Por qué cada vez más runners entrenan en bicicleta para correr mejor

El ciclismo se consolida como el complemento ideal para el running: mejora el rendimiento, reduce lesiones y suma resistencia sin impacto

El running sigue siendo el deporte más practicado del mundo, pero en los últimos años una tendencia gana cada vez más fuerza entre corredores de todos los niveles: entrenar en bicicleta para correr mejor. Lejos de ser una moda pasajera, el ciclismo se ha convertido en una herramienta clave para mejorar el rendimiento, aumentar la resistencia y cuidar el cuerpo.

De acuerdo con un análisis publicado por TrainingPeaks, una de las plataformas de entrenamiento más utilizadas a nivel global, el ciclismo permite a los runners trabajar el sistema cardiovascular con gran eficacia, pero sin el impacto constante que genera la carrera a pie.

Correr implica miles de impactos repetidos sobre rodillas, tobillos y caderas. La bicicleta, en cambio, elimina ese estrés articular, lo que la convierte en una opción ideal para sumar volumen de entrenamiento sin aumentar el riesgo de lesiones. Por eso, cada vez más entrenadores recomiendan sesiones de ciclismo en días de recuperación o como parte del plan semanal de corredores amateurs y avanzados.

Otro de los grandes beneficios del ciclismo para runners es la mejora de la resistencia aeróbica. Pedalear durante períodos prolongados ayuda a fortalecer el corazón y los pulmones, factores determinantes para sostener el ritmo en carreras de media y larga distancia. Además, permite entrenar duro incluso cuando el cuerpo necesita un respiro del impacto del asfalto.

El uso de la bicicleta también es clave en procesos de recuperación.
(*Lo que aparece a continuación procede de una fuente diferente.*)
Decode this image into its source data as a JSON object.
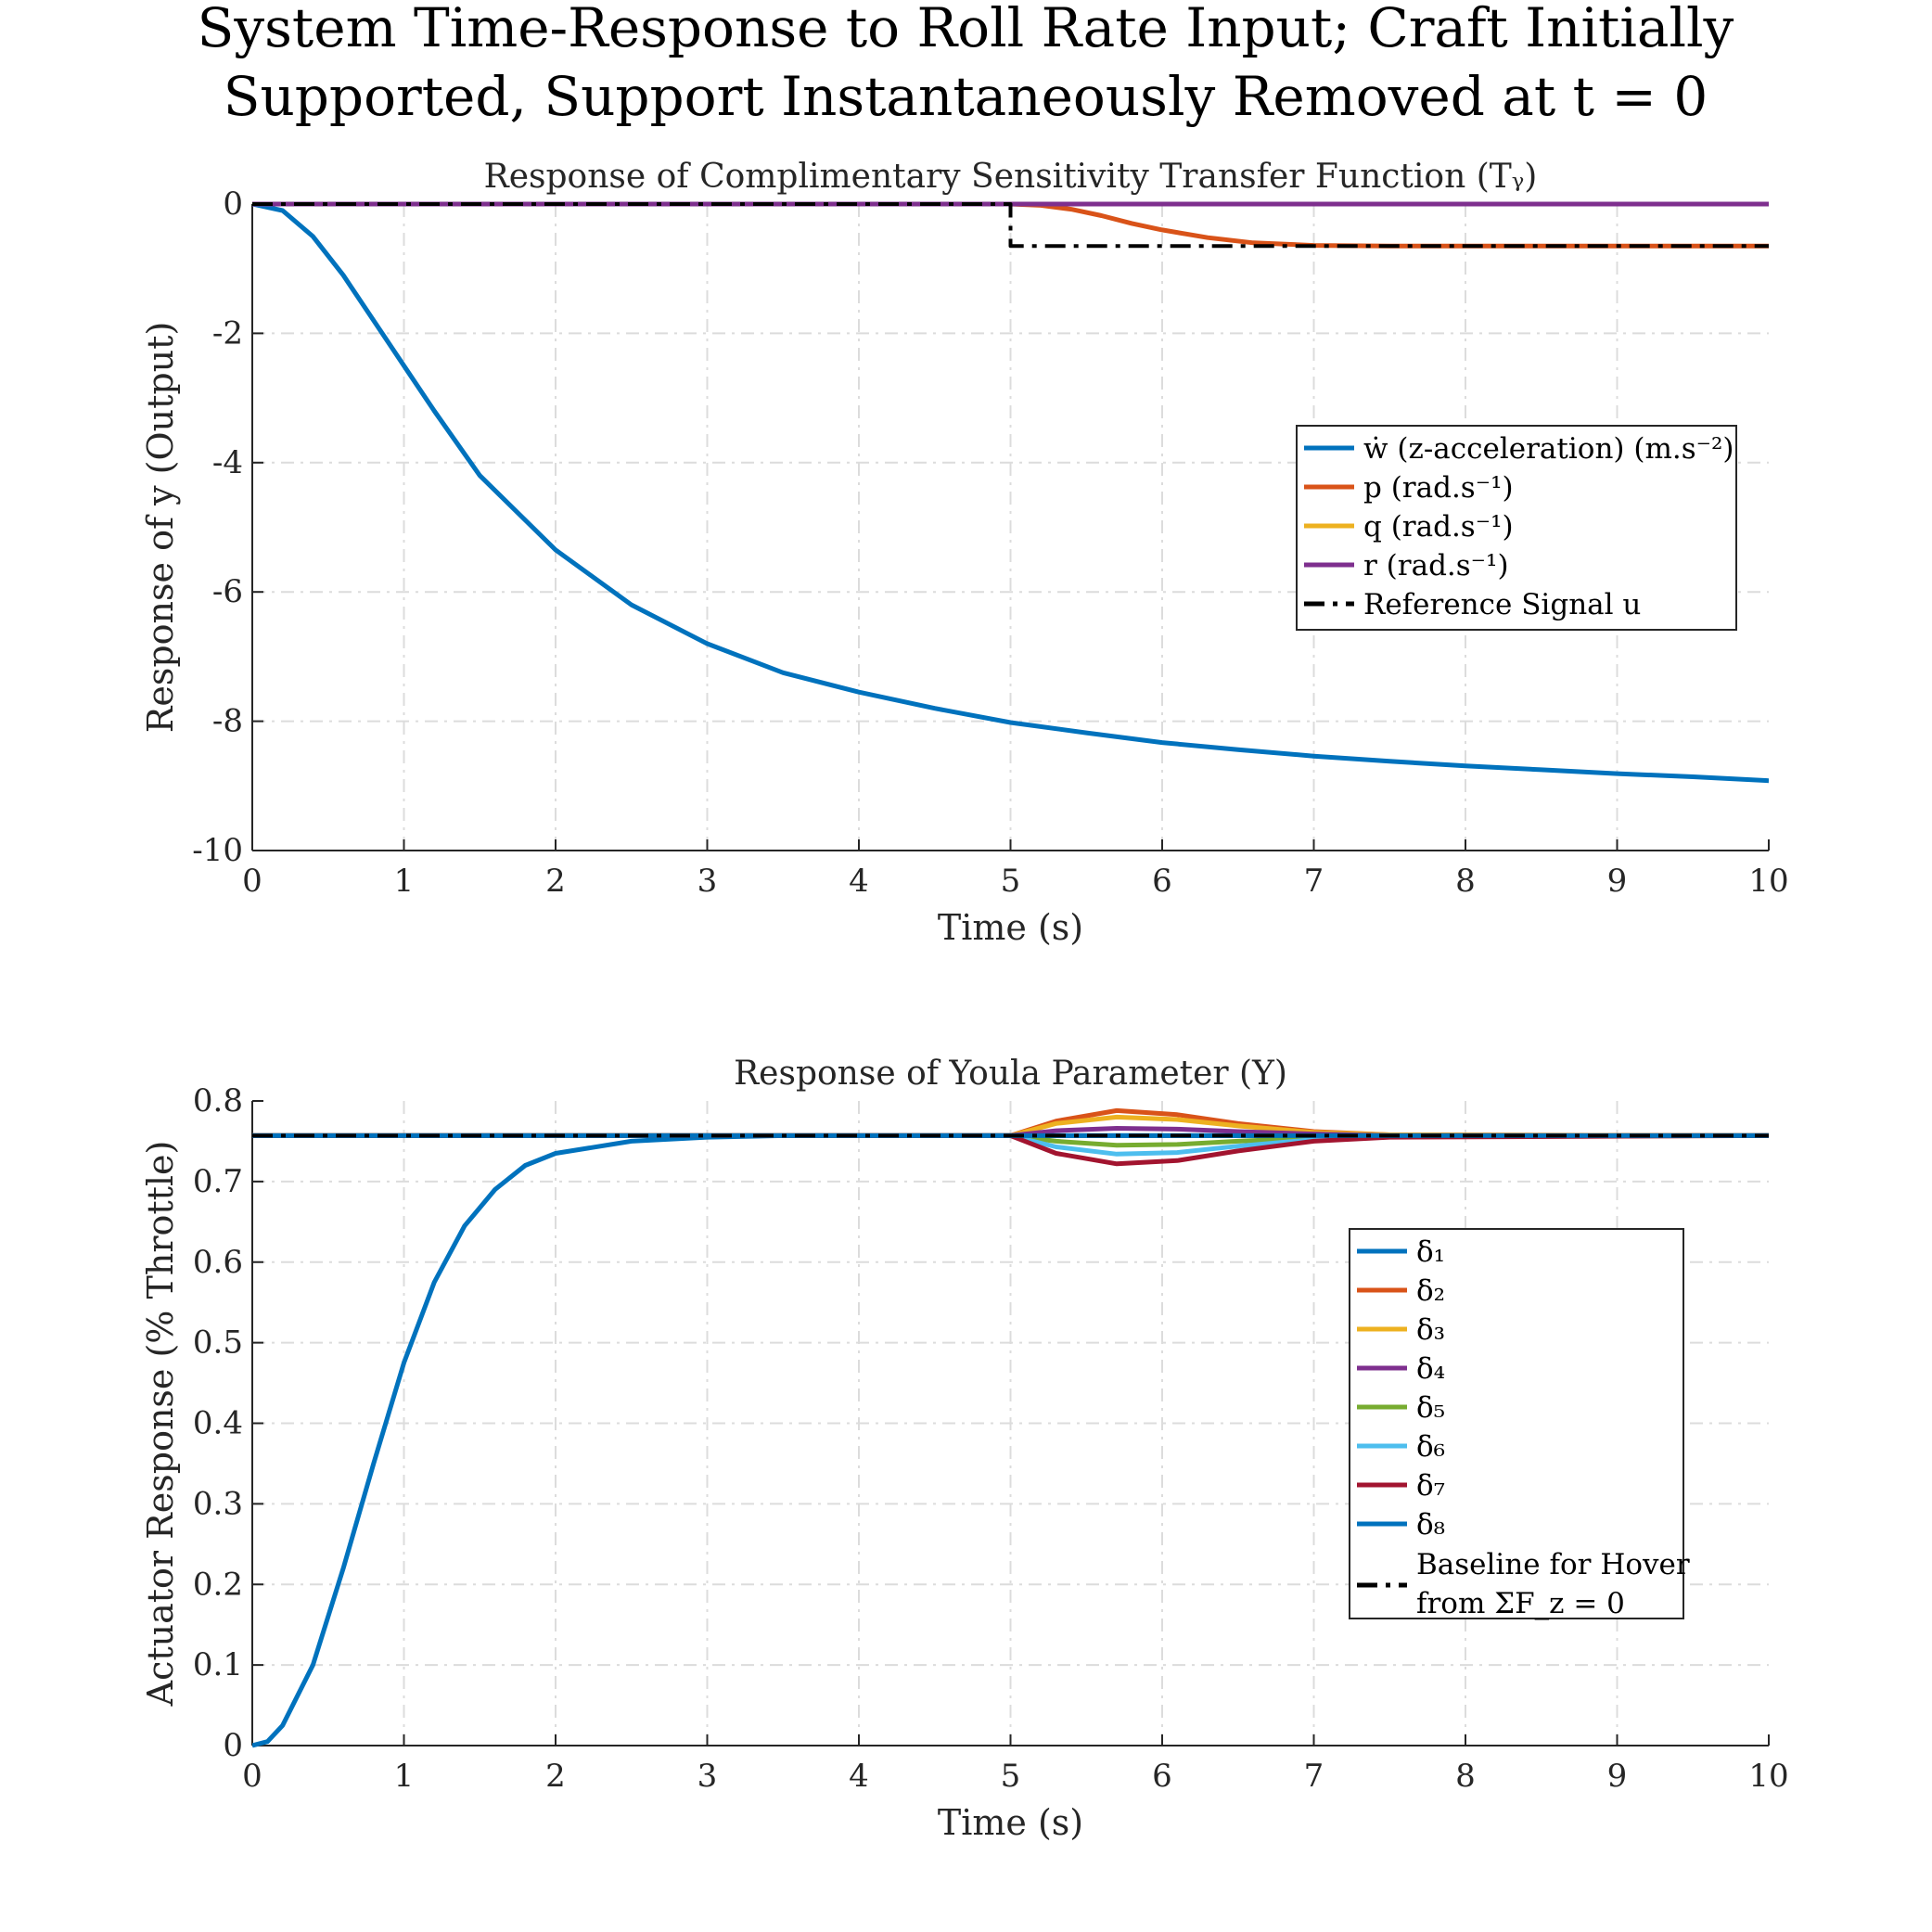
{
  "figure": {
    "title_line1": "System Time-Response to Roll Rate Input; Craft Initially",
    "title_line2": "Supported, Support Instantaneously Removed at t = 0"
  },
  "chart_data": [
    {
      "type": "line",
      "title": "Response of Complimentary Sensitivity Transfer Function (Tᵧ)",
      "xlabel": "Time (s)",
      "ylabel": "Response of y (Output)",
      "xlim": [
        0,
        10
      ],
      "ylim": [
        -10,
        0
      ],
      "xticks": [
        "0",
        "1",
        "2",
        "3",
        "4",
        "5",
        "6",
        "7",
        "8",
        "9",
        "10"
      ],
      "yticks": [
        "0",
        "-2",
        "-4",
        "-6",
        "-8",
        "-10"
      ],
      "grid": true,
      "legend_position": "right, upper-middle",
      "series": [
        {
          "name": "ẇ (z-acceleration) (m.s⁻²)",
          "color": "#0072BD",
          "style": "solid",
          "x": [
            0,
            0.2,
            0.4,
            0.6,
            0.8,
            1.0,
            1.2,
            1.5,
            2.0,
            2.5,
            3.0,
            3.5,
            4.0,
            4.5,
            5.0,
            5.5,
            6.0,
            6.5,
            7.0,
            7.5,
            8.0,
            8.5,
            9.0,
            9.5,
            10.0
          ],
          "y": [
            0,
            -0.1,
            -0.5,
            -1.1,
            -1.8,
            -2.5,
            -3.2,
            -4.2,
            -5.35,
            -6.2,
            -6.8,
            -7.25,
            -7.55,
            -7.8,
            -8.02,
            -8.18,
            -8.33,
            -8.44,
            -8.54,
            -8.62,
            -8.69,
            -8.75,
            -8.81,
            -8.86,
            -8.92
          ]
        },
        {
          "name": "p (rad.s⁻¹)",
          "color": "#D95319",
          "style": "solid",
          "x": [
            0,
            5.0,
            5.2,
            5.4,
            5.6,
            5.8,
            6.0,
            6.3,
            6.6,
            7.0,
            7.5,
            10.0
          ],
          "y": [
            0,
            0,
            -0.02,
            -0.08,
            -0.18,
            -0.3,
            -0.4,
            -0.52,
            -0.6,
            -0.64,
            -0.65,
            -0.65
          ]
        },
        {
          "name": "q (rad.s⁻¹)",
          "color": "#EDB120",
          "style": "solid",
          "x": [
            0,
            10
          ],
          "y": [
            0,
            0
          ]
        },
        {
          "name": "r (rad.s⁻¹)",
          "color": "#7E2F8E",
          "style": "solid",
          "x": [
            0,
            10
          ],
          "y": [
            0,
            0
          ]
        },
        {
          "name": "Reference Signal u",
          "color": "#000000",
          "style": "dashdot",
          "x": [
            0,
            5.0,
            5.0,
            10.0
          ],
          "y": [
            0,
            0,
            -0.65,
            -0.65
          ]
        }
      ]
    },
    {
      "type": "line",
      "title": "Response of Youla Parameter (Y)",
      "xlabel": "Time (s)",
      "ylabel": "Actuator Response (% Throttle)",
      "xlim": [
        0,
        10
      ],
      "ylim": [
        0,
        0.8
      ],
      "xticks": [
        "0",
        "1",
        "2",
        "3",
        "4",
        "5",
        "6",
        "7",
        "8",
        "9",
        "10"
      ],
      "yticks": [
        "0.8",
        "0.7",
        "0.6",
        "0.5",
        "0.4",
        "0.3",
        "0.2",
        "0.1",
        "0"
      ],
      "grid": true,
      "legend_position": "right, middle",
      "series": [
        {
          "name": "δ₁",
          "color": "#0072BD",
          "style": "solid",
          "x": [
            0,
            0.1,
            0.2,
            0.4,
            0.6,
            0.8,
            1.0,
            1.2,
            1.4,
            1.6,
            1.8,
            2.0,
            2.5,
            3.0,
            3.5,
            5.0,
            5.7,
            6.5,
            10.0
          ],
          "y": [
            0,
            0.005,
            0.025,
            0.1,
            0.22,
            0.35,
            0.475,
            0.575,
            0.645,
            0.69,
            0.72,
            0.735,
            0.75,
            0.755,
            0.757,
            0.757,
            0.757,
            0.757,
            0.757
          ]
        },
        {
          "name": "δ₂",
          "color": "#D95319",
          "style": "solid",
          "x": [
            0,
            5.0,
            5.3,
            5.7,
            6.1,
            6.5,
            7.0,
            7.5,
            10.0
          ],
          "y": [
            0.757,
            0.757,
            0.775,
            0.788,
            0.783,
            0.772,
            0.762,
            0.758,
            0.757
          ]
        },
        {
          "name": "δ₃",
          "color": "#EDB120",
          "style": "solid",
          "x": [
            0,
            5.0,
            5.3,
            5.7,
            6.1,
            6.5,
            7.0,
            7.5,
            10.0
          ],
          "y": [
            0.757,
            0.757,
            0.772,
            0.78,
            0.777,
            0.769,
            0.761,
            0.758,
            0.757
          ]
        },
        {
          "name": "δ₄",
          "color": "#7E2F8E",
          "style": "solid",
          "x": [
            0,
            5.0,
            5.3,
            5.7,
            6.1,
            6.5,
            7.0,
            7.5,
            10.0
          ],
          "y": [
            0.757,
            0.757,
            0.763,
            0.766,
            0.765,
            0.762,
            0.759,
            0.757,
            0.757
          ]
        },
        {
          "name": "δ₅",
          "color": "#77AC30",
          "style": "solid",
          "x": [
            0,
            5.0,
            5.3,
            5.7,
            6.1,
            6.5,
            7.0,
            7.5,
            10.0
          ],
          "y": [
            0.757,
            0.757,
            0.75,
            0.745,
            0.746,
            0.75,
            0.754,
            0.756,
            0.757
          ]
        },
        {
          "name": "δ₆",
          "color": "#4DBEEE",
          "style": "solid",
          "x": [
            0,
            5.0,
            5.3,
            5.7,
            6.1,
            6.5,
            7.0,
            7.5,
            10.0
          ],
          "y": [
            0.757,
            0.757,
            0.743,
            0.734,
            0.736,
            0.744,
            0.752,
            0.756,
            0.757
          ]
        },
        {
          "name": "δ₇",
          "color": "#A2142F",
          "style": "solid",
          "x": [
            0,
            5.0,
            5.3,
            5.7,
            6.1,
            6.5,
            7.0,
            7.5,
            10.0
          ],
          "y": [
            0.757,
            0.757,
            0.735,
            0.722,
            0.726,
            0.738,
            0.75,
            0.755,
            0.757
          ]
        },
        {
          "name": "δ₈",
          "color": "#0072BD",
          "style": "solid",
          "x": [
            0,
            10
          ],
          "y": [
            0.757,
            0.757
          ]
        },
        {
          "name": "Baseline for Hover from ΣF_z = 0",
          "color": "#000000",
          "style": "dashdot",
          "x": [
            0,
            10
          ],
          "y": [
            0.757,
            0.757
          ]
        }
      ]
    }
  ]
}
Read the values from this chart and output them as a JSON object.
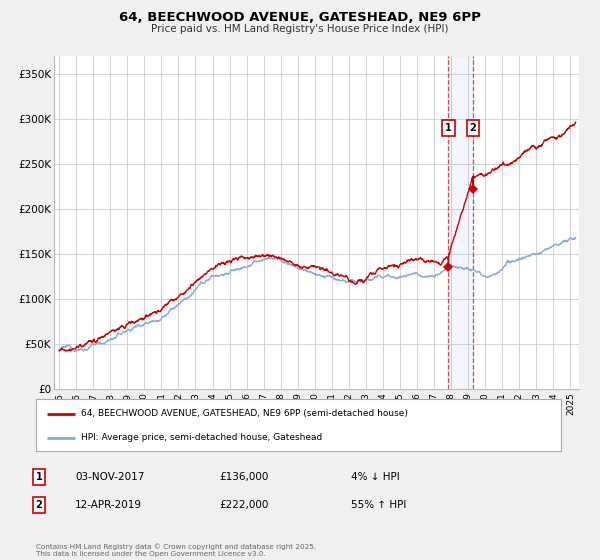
{
  "title": "64, BEECHWOOD AVENUE, GATESHEAD, NE9 6PP",
  "subtitle": "Price paid vs. HM Land Registry's House Price Index (HPI)",
  "ylim": [
    0,
    370000
  ],
  "xlim_start": 1994.7,
  "xlim_end": 2025.5,
  "property_color": "#cc0000",
  "hpi_color": "#88aadd",
  "marker1_date": 2017.84,
  "marker1_value": 136000,
  "marker2_date": 2019.28,
  "marker2_value": 222000,
  "marker1_label": "1",
  "marker2_label": "2",
  "marker1_text": "03-NOV-2017",
  "marker1_price": "£136,000",
  "marker1_hpi": "4% ↓ HPI",
  "marker2_text": "12-APR-2019",
  "marker2_price": "£222,000",
  "marker2_hpi": "55% ↑ HPI",
  "legend1": "64, BEECHWOOD AVENUE, GATESHEAD, NE9 6PP (semi-detached house)",
  "legend2": "HPI: Average price, semi-detached house, Gateshead",
  "footnote": "Contains HM Land Registry data © Crown copyright and database right 2025.\nThis data is licensed under the Open Government Licence v3.0.",
  "background_color": "#f0f0f0",
  "plot_bg_color": "#ffffff",
  "grid_color": "#cccccc",
  "ytick_labels": [
    "£0",
    "£50K",
    "£100K",
    "£150K",
    "£200K",
    "£250K",
    "£300K",
    "£350K"
  ],
  "ytick_values": [
    0,
    50000,
    100000,
    150000,
    200000,
    250000,
    300000,
    350000
  ]
}
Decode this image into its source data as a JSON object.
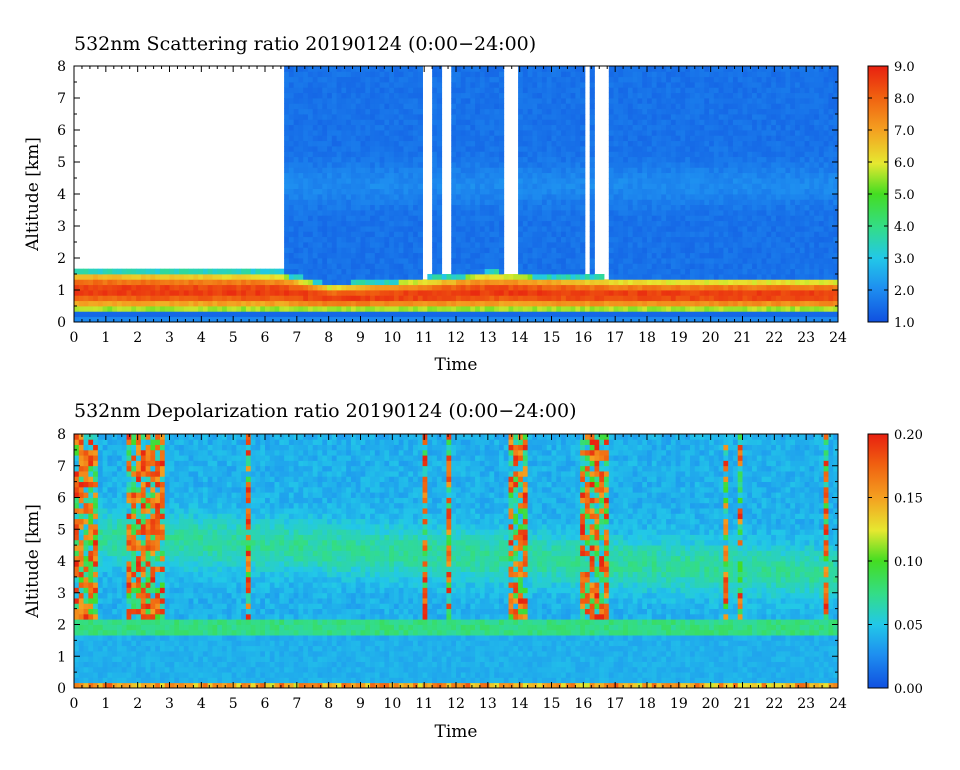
{
  "chart_data": [
    {
      "type": "heatmap",
      "title": "532nm Scattering ratio  20190124 (0:00−24:00)",
      "xlabel": "Time",
      "ylabel": "Altitude [km]",
      "xlim": [
        0,
        24
      ],
      "ylim": [
        0,
        8
      ],
      "x_ticks": [
        "0",
        "1",
        "2",
        "3",
        "4",
        "5",
        "6",
        "7",
        "8",
        "9",
        "10",
        "11",
        "12",
        "13",
        "14",
        "15",
        "16",
        "17",
        "18",
        "19",
        "20",
        "21",
        "22",
        "23",
        "24"
      ],
      "y_ticks": [
        "0",
        "1",
        "2",
        "3",
        "4",
        "5",
        "6",
        "7",
        "8"
      ],
      "colorbar": {
        "min": 1.0,
        "max": 9.0,
        "ticks": [
          "1.0",
          "2.0",
          "3.0",
          "4.0",
          "5.0",
          "6.0",
          "7.0",
          "8.0",
          "9.0"
        ]
      },
      "features": {
        "boundary_layer_top_km": [
          {
            "t": 0,
            "z": 1.7
          },
          {
            "t": 6.5,
            "z": 1.6
          },
          {
            "t": 8,
            "z": 1.2
          },
          {
            "t": 11,
            "z": 1.4
          },
          {
            "t": 13,
            "z": 1.6
          },
          {
            "t": 17,
            "z": 1.4
          },
          {
            "t": 24,
            "z": 1.4
          }
        ],
        "data_gaps_hours": [
          [
            0,
            6.6
          ],
          [
            10.9,
            11.3
          ],
          [
            11.6,
            11.8
          ],
          [
            13.5,
            14.0
          ],
          [
            16.0,
            16.2
          ],
          [
            16.4,
            16.8
          ]
        ]
      }
    },
    {
      "type": "heatmap",
      "title": "532nm Depolarization ratio  20190124 (0:00−24:00)",
      "xlabel": "Time",
      "ylabel": "Altitude [km]",
      "xlim": [
        0,
        24
      ],
      "ylim": [
        0,
        8
      ],
      "x_ticks": [
        "0",
        "1",
        "2",
        "3",
        "4",
        "5",
        "6",
        "7",
        "8",
        "9",
        "10",
        "11",
        "12",
        "13",
        "14",
        "15",
        "16",
        "17",
        "18",
        "19",
        "20",
        "21",
        "22",
        "23",
        "24"
      ],
      "y_ticks": [
        "0",
        "1",
        "2",
        "3",
        "4",
        "5",
        "6",
        "7",
        "8"
      ],
      "colorbar": {
        "min": 0.0,
        "max": 0.2,
        "ticks": [
          "0.00",
          "0.05",
          "0.10",
          "0.15",
          "0.20"
        ]
      },
      "features": {
        "aerosol_layer_top_km": 2.0,
        "noisy_columns_hours": [
          [
            0,
            0.8
          ],
          [
            1.7,
            2.8
          ],
          [
            5.4,
            5.6
          ],
          [
            10.9,
            11.1
          ],
          [
            11.7,
            11.9
          ],
          [
            13.6,
            14.2
          ],
          [
            15.9,
            16.8
          ],
          [
            20.4,
            20.5
          ],
          [
            20.9,
            21.0
          ],
          [
            23.5,
            23.7
          ]
        ]
      }
    }
  ]
}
Muchos corredores recurren al ciclismo cuando regresan de una lesión o sienten molestias musculares, ya que les permite mantenerse activos sin frenar por completo su preparación física.

Este vínculo entre running y ciclismo refleja un cambio de mentalidad: entrenar mejor no siempre significa correr más kilómetros, sino combinar estímulos de forma inteligente. En ese escenario, la bicicleta deja de ser un deporte alternativo y pasa a ocupar un rol protagónico en la preparación de quienes quieren correr más fuerte, más lejos y por más tiempo.

Mientras el running continúa creciendo a nivel global, el ciclismo se posiciona como su aliado estratégico. Y en esa conexión entre ambos deportes, cada vez más runners descubren que subirse a la bici también es una forma de mejorar sus marcas corriendo.